CAMPAIGNERS are demanding urgent action to end the “scandal” surrounding an eyesore site in the middle of a Hampshire shopping centre.

The land, which has stood derelict since a chandlery was demolished eight years ago, is covered in rubble, broken glass and the remains of a shed.

A gate leading to adjoining homes means anyone can gain access to the site in Pylewell Road, Hythe.

Neighbours include Harry McCabe, 89, and his wife Jean, 87, whose garden gate has been padlocked and boarded up to prevent people using it as a shortcut to nearby shops.

Mrs McCabe said they were thinking of putting up a fence to replace the one that blew down in the storms earlier this year.

“It’s got to the stage where we just want to block it off,” she said.

Fellow villager Ken Fox added: “This is an ugly eyesore that ruins the attractiveness of the surrounding area.

“There used to be boards surrounding the site to hide it from public view.

“Since they blew down all that’s been done is to erect netting, which does nothing except expose the rubbish tip that the site has become.

“It’s seriously affecting what is otherwise a pretty pedestrian street lined by shops, offices and cafes.

“This is a public scandal in an attractive village that’s known as the gateway to the New Forest and relies heavily on the tourist trade.”

Campaigners have enlisted the support of Brian Dash and other members of the local parish council.

Cllr Dash said: “The land is an eyesore and includes a shed containing goodness knows what.

“Why should villagers have to look at something like that for years on end?”

The site is owned by John Mobey, trading as Solotop Ltd.

A district council spokesman said: “In 2012 we granted planning permission for a ground floor shop and first floor offices to be built on the site.

“However, the owner has advised us that he is not in a position to implement the development.

“We’ve requested the owner clears the site.

“If he fails to comply, the council will have no option but to serve a notice requiring him to undertake the work. If the notice is not acted upon the owner could face prosecution and a fine.”

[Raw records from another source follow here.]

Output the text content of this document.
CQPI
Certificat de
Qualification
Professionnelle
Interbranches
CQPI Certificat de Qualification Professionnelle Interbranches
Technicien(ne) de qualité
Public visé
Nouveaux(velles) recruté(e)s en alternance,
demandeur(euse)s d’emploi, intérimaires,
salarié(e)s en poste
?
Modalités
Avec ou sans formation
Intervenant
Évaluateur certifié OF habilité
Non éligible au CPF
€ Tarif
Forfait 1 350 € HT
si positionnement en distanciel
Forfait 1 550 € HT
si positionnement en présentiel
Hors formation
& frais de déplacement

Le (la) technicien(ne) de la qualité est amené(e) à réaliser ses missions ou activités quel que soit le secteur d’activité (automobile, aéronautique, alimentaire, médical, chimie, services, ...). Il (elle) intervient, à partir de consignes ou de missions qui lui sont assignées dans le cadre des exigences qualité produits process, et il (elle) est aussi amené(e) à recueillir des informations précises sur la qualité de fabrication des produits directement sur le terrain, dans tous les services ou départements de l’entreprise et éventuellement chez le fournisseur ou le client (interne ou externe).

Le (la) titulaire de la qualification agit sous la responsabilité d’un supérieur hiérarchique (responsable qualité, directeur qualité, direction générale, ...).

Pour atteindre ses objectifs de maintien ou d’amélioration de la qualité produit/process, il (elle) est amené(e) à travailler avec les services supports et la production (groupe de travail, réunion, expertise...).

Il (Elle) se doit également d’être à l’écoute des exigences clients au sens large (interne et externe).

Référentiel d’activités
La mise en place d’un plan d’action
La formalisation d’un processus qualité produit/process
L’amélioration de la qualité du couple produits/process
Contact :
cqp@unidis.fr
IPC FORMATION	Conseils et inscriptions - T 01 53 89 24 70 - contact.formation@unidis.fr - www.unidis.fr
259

Mr Mobey said he was applying for planning permission to alter the scheme approved two years ago by building three flats instead of offices.

He claimed the site had been cleared on “numerous occasions”

but was being targeted by vandals and fly-tippers.

“We have sympathy for the residents,”

added Mr Mobey.

“But fly-tipping and vandalism appears to be unavoidable, however much money is spent on clearing the site.”